PREUVE = TORTURE Le 1er août 2005, le tribunal de Pnomh Penh a donc condamné les deux hommes à 20 ans de prison sur la base des aveux extorqués à Born Samnang. En dehors de ces aveux forcés, aucun élément de preuve liant les deux hommes au meurtre n’a été présenté au procès. En outre, Born Samnang disposait d’un alibi : il célébrait le Nouvel An chinois en compagnie de sa fiancée à une soixantaine de kilomètres lieu du crime le jour de l’assassinat, de nombreuses personnes pouvant apporter leur témoignage. Certains de ces témoins ont cependant été intimidés par les policiers. Amnesty International à joint sa voix à d’autres ONG pour, avec la FTUWKC, réclamer la libération immédiate de Born Samnang et Sok Sam Oeun, ainsi que l’ouverture d’une nouvelle enquête qui donne des gages d’impartialité et d’indépendance.
AU MAUVAIS ENDROIT, AU MAUVAIS MOMENT Outre le manque de volonté du pouvoir cambodgien de voir se mener une véritable enquête pour trouver les vrais coupables, il est légitime de se demander pourquoi le couperet est tombé sur Born Samnang et Sok Sam Oeun. La seule réponse est qu’ils se sont apparamment trouvés au mauvais endroit au mauvais moment. Quelques semaines avant son arrestation, Born Samnang avait connu de gros problèmes professionnels. « Il était représentant pour une société pharmaceutique et avait commis quelques erreurs commerciales, explique Noun Kim Sry, la mère de Born Samnang. La société lui réclamait le remboursement de 5 080 dollars perdus par sa faute. Lorsqu’il est venu me raconter ça et lorsque j’ai compris que la société pourrait se retourner contre notre famille s’il ne parvenait pas à payer, je suis entrée en colère. Mon mari m’a abandonnée voici longtemps, je suis seule et j’ai la charge de cinq enfants. Je suis pauvre. Pour protéger ma famille, pour éviter de devoir vendre nos biens, j’ai demandé à l’une de mes filles de déposer à l’administration communale un formulaire par lequel je déclarais ne plus reconnaître Born Samnang comme mon fils.
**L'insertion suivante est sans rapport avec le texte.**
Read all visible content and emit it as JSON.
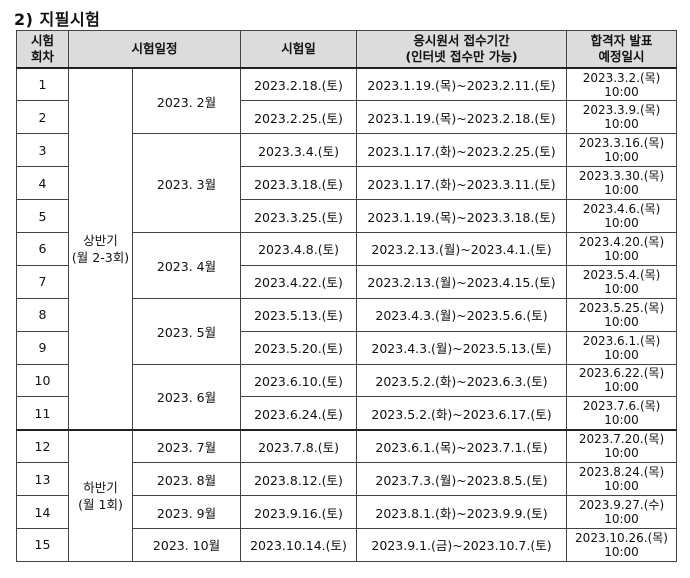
{
  "heading": "2) 지필시험",
  "headers": {
    "round_line1": "시험",
    "round_line2": "회차",
    "schedule": "시험일정",
    "exam_date": "시험일",
    "application_line1": "응시원서 접수기간",
    "application_line2": "(인터넷 접수만 가능)",
    "announce_line1": "합격자 발표",
    "announce_line2": "예정일시"
  },
  "halves": [
    {
      "label_line1": "상반기",
      "label_line2": "(월 2-3회)"
    },
    {
      "label_line1": "하반기",
      "label_line2": "(월 1회)"
    }
  ],
  "months": [
    "2023. 2월",
    "2023. 3월",
    "2023. 4월",
    "2023. 5월",
    "2023. 6월",
    "2023. 7월",
    "2023. 8월",
    "2023. 9월",
    "2023. 10월"
  ],
  "rows": [
    {
      "round": "1",
      "exam_date": "2023.2.18.(토)",
      "application": "2023.1.19.(목)~2023.2.11.(토)",
      "announce_date": "2023.3.2.(목)",
      "announce_time": "10:00"
    },
    {
      "round": "2",
      "exam_date": "2023.2.25.(토)",
      "application": "2023.1.19.(목)~2023.2.18.(토)",
      "announce_date": "2023.3.9.(목)",
      "announce_time": "10:00"
    },
    {
      "round": "3",
      "exam_date": "2023.3.4.(토)",
      "application": "2023.1.17.(화)~2023.2.25.(토)",
      "announce_date": "2023.3.16.(목)",
      "announce_time": "10:00"
    },
    {
      "round": "4",
      "exam_date": "2023.3.18.(토)",
      "application": "2023.1.17.(화)~2023.3.11.(토)",
      "announce_date": "2023.3.30.(목)",
      "announce_time": "10:00"
    },
    {
      "round": "5",
      "exam_date": "2023.3.25.(토)",
      "application": "2023.1.19.(목)~2023.3.18.(토)",
      "announce_date": "2023.4.6.(목)",
      "announce_time": "10:00"
    },
    {
      "round": "6",
      "exam_date": "2023.4.8.(토)",
      "application": "2023.2.13.(월)~2023.4.1.(토)",
      "announce_date": "2023.4.20.(목)",
      "announce_time": "10:00"
    },
    {
      "round": "7",
      "exam_date": "2023.4.22.(토)",
      "application": "2023.2.13.(월)~2023.4.15.(토)",
      "announce_date": "2023.5.4.(목)",
      "announce_time": "10:00"
    },
    {
      "round": "8",
      "exam_date": "2023.5.13.(토)",
      "application": "2023.4.3.(월)~2023.5.6.(토)",
      "announce_date": "2023.5.25.(목)",
      "announce_time": "10:00"
    },
    {
      "round": "9",
      "exam_date": "2023.5.20.(토)",
      "application": "2023.4.3.(월)~2023.5.13.(토)",
      "announce_date": "2023.6.1.(목)",
      "announce_time": "10:00"
    },
    {
      "round": "10",
      "exam_date": "2023.6.10.(토)",
      "application": "2023.5.2.(화)~2023.6.3.(토)",
      "announce_date": "2023.6.22.(목)",
      "announce_time": "10:00"
    },
    {
      "round": "11",
      "exam_date": "2023.6.24.(토)",
      "application": "2023.5.2.(화)~2023.6.17.(토)",
      "announce_date": "2023.7.6.(목)",
      "announce_time": "10:00"
    },
    {
      "round": "12",
      "exam_date": "2023.7.8.(토)",
      "application": "2023.6.1.(목)~2023.7.1.(토)",
      "announce_date": "2023.7.20.(목)",
      "announce_time": "10:00"
    },
    {
      "round": "13",
      "exam_date": "2023.8.12.(토)",
      "application": "2023.7.3.(월)~2023.8.5.(토)",
      "announce_date": "2023.8.24.(목)",
      "announce_time": "10:00"
    },
    {
      "round": "14",
      "exam_date": "2023.9.16.(토)",
      "application": "2023.8.1.(화)~2023.9.9.(토)",
      "announce_date": "2023.9.27.(수)",
      "announce_time": "10:00"
    },
    {
      "round": "15",
      "exam_date": "2023.10.14.(토)",
      "application": "2023.9.1.(금)~2023.10.7.(토)",
      "announce_date": "2023.10.26.(목)",
      "announce_time": "10:00"
    }
  ]
}
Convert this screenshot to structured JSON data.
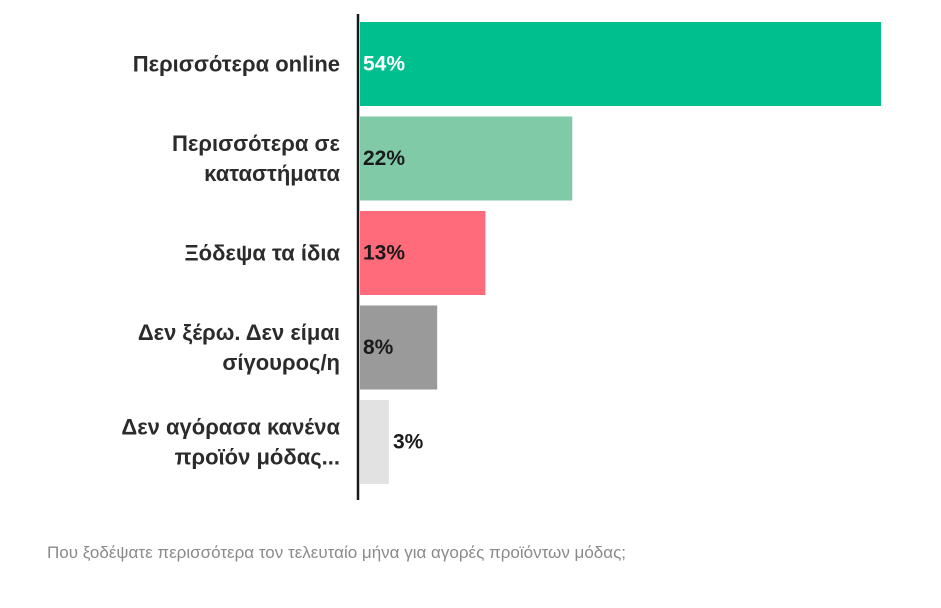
{
  "chart_data": {
    "type": "bar",
    "orientation": "horizontal",
    "categories": [
      [
        "Περισσότερα online"
      ],
      [
        "Περισσότερα σε",
        "καταστήματα"
      ],
      [
        "Ξόδεψα τα ίδια"
      ],
      [
        "Δεν ξέρω. Δεν είμαι",
        "σίγουρος/η"
      ],
      [
        "Δεν αγόρασα κανένα",
        "προϊόν μόδας..."
      ]
    ],
    "values": [
      54,
      22,
      13,
      8,
      3
    ],
    "value_labels": [
      "54%",
      "22%",
      "13%",
      "8%",
      "3%"
    ],
    "colors": [
      "#00bf8f",
      "#80caa8",
      "#ff6b7a",
      "#9a9a9a",
      "#e2e2e2"
    ],
    "value_label_colors": [
      "#ffffff",
      "#1a1a1a",
      "#1a1a1a",
      "#1a1a1a",
      "#1a1a1a"
    ],
    "xlim": [
      0,
      54
    ],
    "grid": false,
    "legend": "none"
  },
  "caption": "Που ξοδέψατε περισσότερα τον τελευταίο μήνα για αγορές προϊόντων μόδας;"
}
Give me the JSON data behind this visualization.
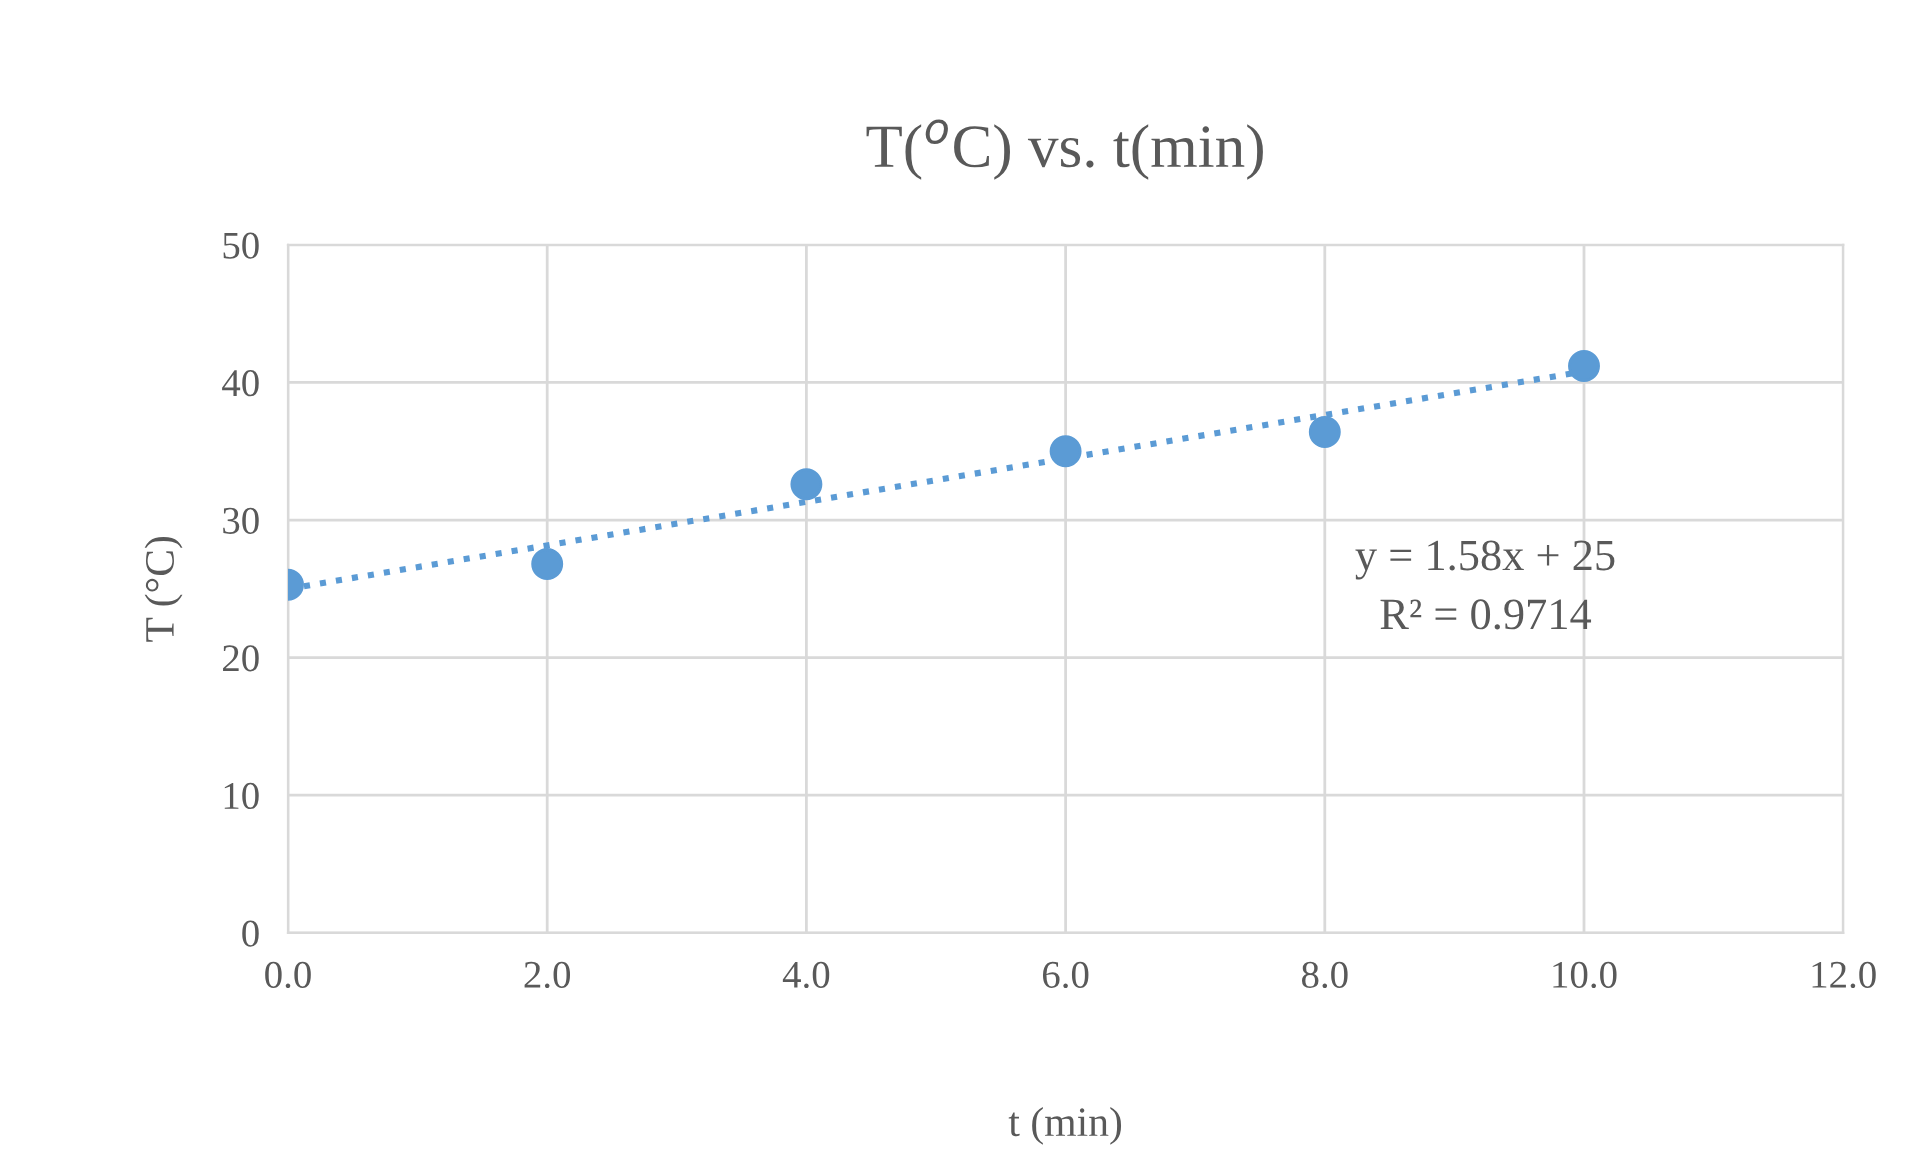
{
  "chart_data": {
    "type": "scatter",
    "title": "T($^{o}$C) vs. t(min)",
    "xlabel": "t (min)",
    "ylabel": "T (°C)",
    "x": [
      0,
      2,
      4,
      6,
      8,
      10
    ],
    "series": [
      {
        "color": "#5b9bd5",
        "values": [
          25.3,
          26.8,
          32.6,
          35.0,
          36.4,
          41.2
        ],
        "marker": "circle"
      },
      {
        "type": "line",
        "color": "#5b9bd5",
        "x": [
          0,
          10
        ],
        "values": [
          25,
          40.8
        ],
        "line_style": "dotted",
        "marker": "none"
      }
    ],
    "annotations": [
      "y = 1.58x + 25\nR² = 0.9714"
    ],
    "xlim": [
      0,
      12
    ],
    "ylim": [
      0,
      50
    ],
    "xticks": [
      {
        "value": 0,
        "label": "0.0"
      },
      {
        "value": 2,
        "label": "2.0"
      },
      {
        "value": 4,
        "label": "4.0"
      },
      {
        "value": 6,
        "label": "6.0"
      },
      {
        "value": 8,
        "label": "8.0"
      },
      {
        "value": 10,
        "label": "10.0"
      },
      {
        "value": 12,
        "label": "12.0"
      }
    ],
    "yticks": [
      0,
      10,
      20,
      30,
      40,
      50
    ],
    "grid": true,
    "legend": false
  }
}
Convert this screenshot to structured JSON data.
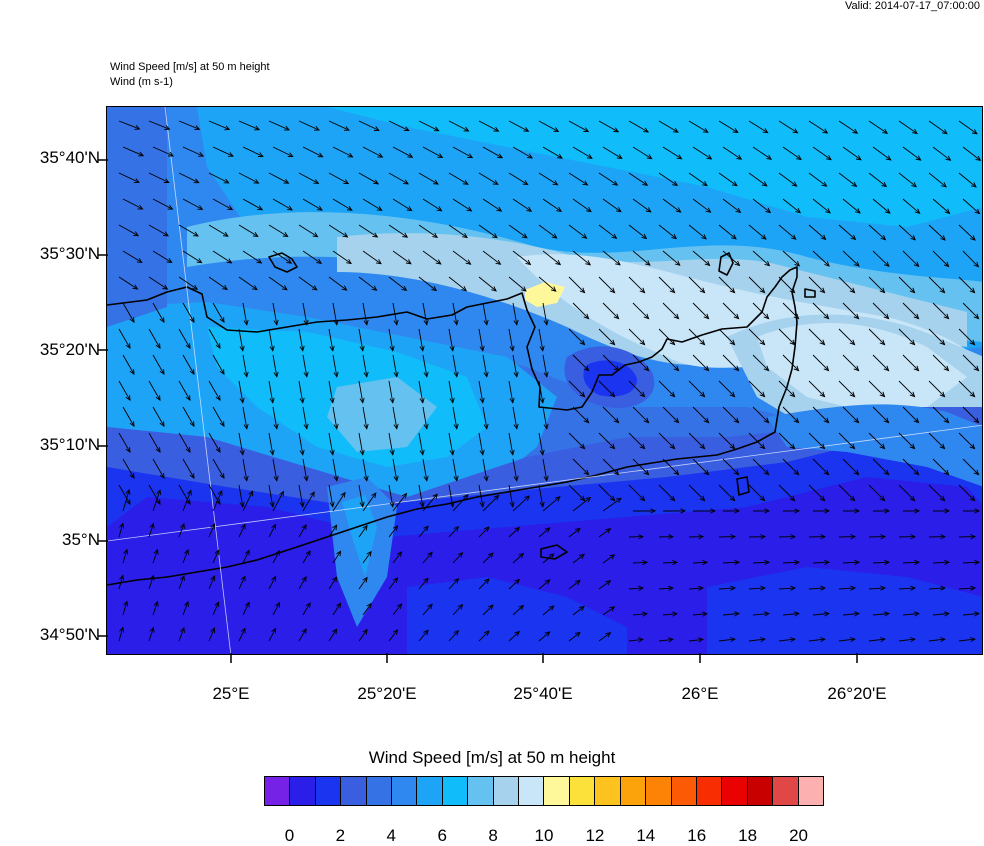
{
  "header": {
    "valid": "Valid: 2014-07-17_07:00:00",
    "title_line1": "Wind Speed [m/s] at 50 m height",
    "title_line2": "Wind   (m s-1)"
  },
  "axes": {
    "lat_labels": [
      "35°40'N",
      "35°30'N",
      "35°20'N",
      "35°10'N",
      "35°N",
      "34°50'N"
    ],
    "lon_labels": [
      "25°E",
      "25°20'E",
      "25°40'E",
      "26°E",
      "26°20'E"
    ]
  },
  "colorbar": {
    "title": "Wind Speed [m/s] at 50 m height",
    "tick_labels": [
      "0",
      "2",
      "4",
      "6",
      "8",
      "10",
      "12",
      "14",
      "16",
      "18",
      "20"
    ],
    "colors": [
      "#7622e6",
      "#2a1ee8",
      "#1a34ef",
      "#3a5ee0",
      "#3572e6",
      "#2f88f0",
      "#1ea4f6",
      "#10bcf9",
      "#65c2f0",
      "#a6d2ee",
      "#c8e6f8",
      "#fef89a",
      "#fce13a",
      "#fcc21e",
      "#fca30c",
      "#fc8306",
      "#fc5a04",
      "#f82d02",
      "#ea0202",
      "#c90000",
      "#e04848",
      "#fcb0b0"
    ]
  },
  "map": {
    "wind_speed_scale": [
      0,
      22
    ],
    "water_color": "#2f7fef",
    "coast_color": "#000000"
  }
}
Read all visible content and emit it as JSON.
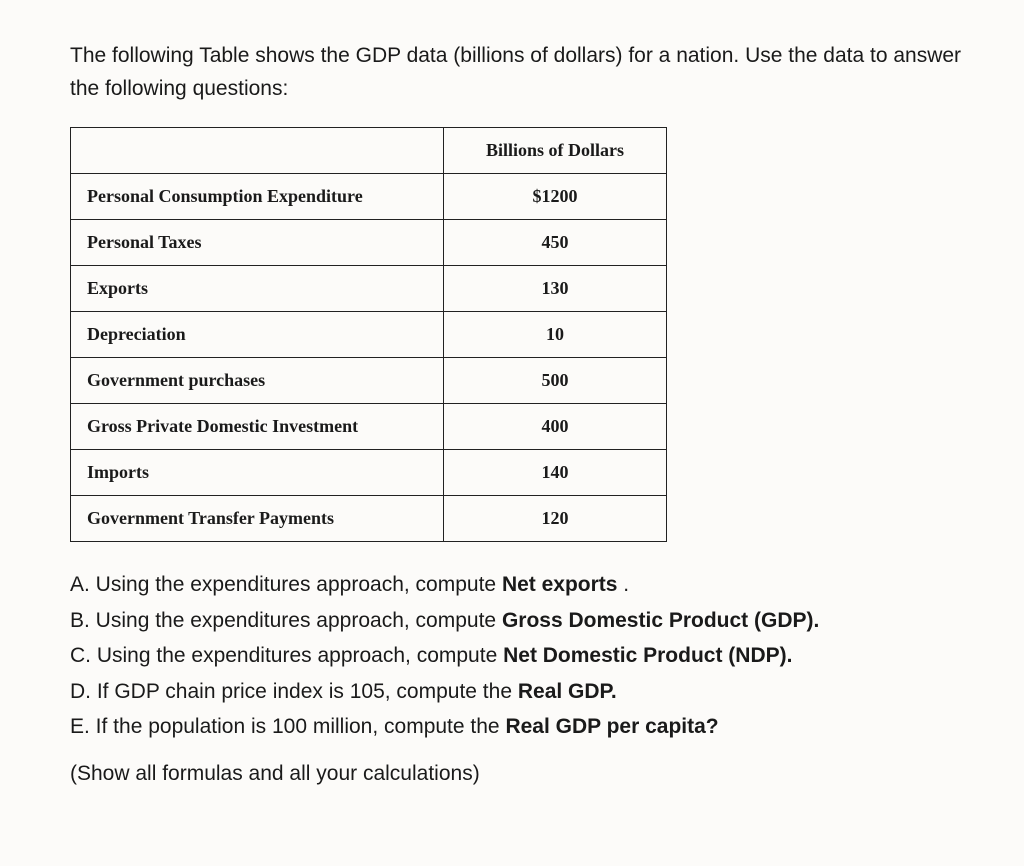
{
  "intro": "The following Table shows the GDP data (billions of dollars) for a nation. Use the data to answer the following questions:",
  "table": {
    "header_value": "Billions of Dollars",
    "rows": [
      {
        "label": "Personal Consumption Expenditure",
        "value": "$1200"
      },
      {
        "label": "Personal Taxes",
        "value": "450"
      },
      {
        "label": "Exports",
        "value": "130"
      },
      {
        "label": "Depreciation",
        "value": "10"
      },
      {
        "label": "Government purchases",
        "value": "500"
      },
      {
        "label": "Gross Private Domestic Investment",
        "value": "400"
      },
      {
        "label": "Imports",
        "value": "140"
      },
      {
        "label": "Government Transfer Payments",
        "value": "120"
      }
    ]
  },
  "questions": {
    "a": {
      "letter": "A.",
      "pre": " Using the expenditures approach, compute ",
      "bold": "Net exports",
      "post": " ."
    },
    "b": {
      "letter": "B.",
      "pre": " Using the expenditures approach, compute ",
      "bold": "Gross Domestic Product (GDP).",
      "post": ""
    },
    "c": {
      "letter": "C.",
      "pre": " Using the expenditures approach, compute ",
      "bold": "Net Domestic Product (NDP).",
      "post": ""
    },
    "d": {
      "letter": "D.",
      "pre": " If GDP chain price index is 105, compute the ",
      "bold": "Real GDP.",
      "post": ""
    },
    "e": {
      "letter": "E.",
      "pre": " If the population is 100 million, compute the ",
      "bold": "Real GDP per capita?",
      "post": ""
    }
  },
  "instruction": "(Show all formulas and all your calculations)"
}
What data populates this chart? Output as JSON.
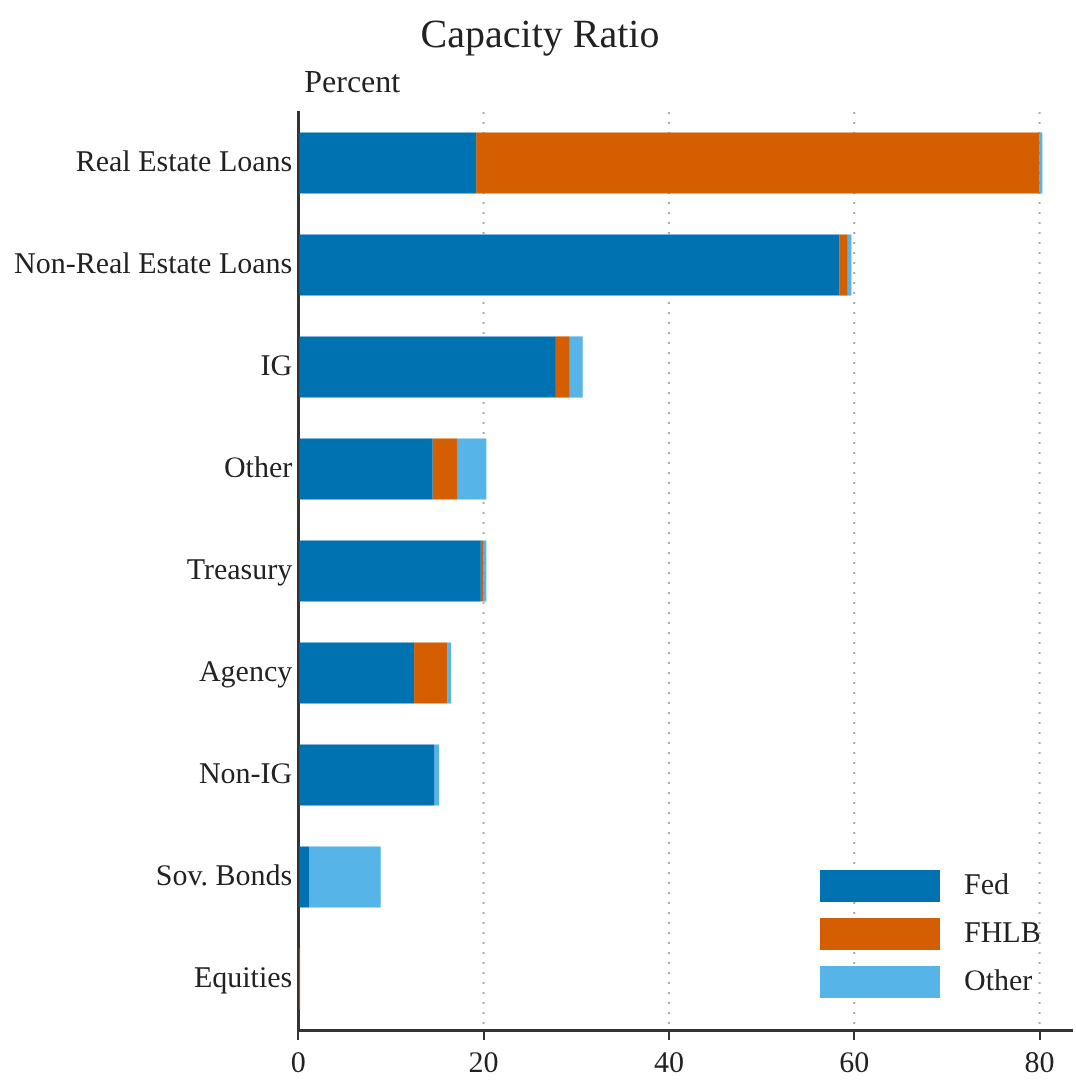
{
  "chart_data": {
    "type": "bar",
    "orientation": "horizontal",
    "stacked": true,
    "title": "Capacity Ratio",
    "xlabel": "Percent",
    "categories": [
      "Real Estate Loans",
      "Non-Real Estate Loans",
      "IG",
      "Other",
      "Treasury",
      "Agency",
      "Non-IG",
      "Sov. Bonds",
      "Equities"
    ],
    "series": [
      {
        "name": "Fed",
        "color": "#0072b2",
        "values": [
          19.2,
          58.4,
          27.8,
          14.5,
          19.7,
          12.5,
          14.7,
          1.2,
          0
        ]
      },
      {
        "name": "FHLB",
        "color": "#d55e00",
        "values": [
          60.8,
          0.9,
          1.5,
          2.7,
          0.3,
          3.6,
          0,
          0,
          0.2
        ]
      },
      {
        "name": "Other",
        "color": "#56b4e9",
        "values": [
          0.3,
          0.4,
          1.4,
          3.1,
          0.3,
          0.4,
          0.5,
          7.7,
          0
        ]
      }
    ],
    "xlim": [
      0,
      83.5
    ],
    "xticks": [
      0,
      20,
      40,
      60,
      80
    ],
    "grid": "x",
    "legend": "bottom right"
  }
}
Elle est revenue un peu plus tard en me disant que des employés avaient comparé la photo de mon fils sur ce formulaire et le portrait robot des assassins de Chea Vichea, affiché sur le mur de leur bureau. Les visages sont très différents, mais j’ai immédiatement eu un pressentiment. J’ai renvoyé ma fille pour récupérer le formulaire, mais les employés n’ont pas voulu le rendre ».
Les policiers ont arrêté Born Samnang quelques jours plus tard. « Ils ont battu mon fils pour qu’il avoue être le meurtrier de Chea Vichea, mais il ne l’a jamais reconnu. Ils lui ont dit qu’ils savaient qu’il avait de gros ennuis, que j’avais voulu le renier, que sa fiancée était elle aussi en prison et que ses problèmes s’arrangeraient plus tard s’il avouait le crime. Comme il refusait toujours, ils ont pris sa main et ont apposé son emprunte digitale en bas d’un document écrit. Je ne sais pas ce qui était écrit, mais c’est à ce moment qu’il a été présenté à la presse comme le coupable qui venait d’avouer le crime. Je m’en veux beaucoup. Si je n’avais pas réagi si vivement lorsqu’il m’a annoncé son problème, jamais ils ne se seraient servi de sa situation pour l’accuser ainsi ».
S.G.
Dernière modification le : 31 août 2006
Notes
[1] Trade Union of Workers of the Kingdom of Cambodia.
[2] Sam Rainsy Party, parti politique organisé autour de la personnalité de l’opposant Sam Rainsy.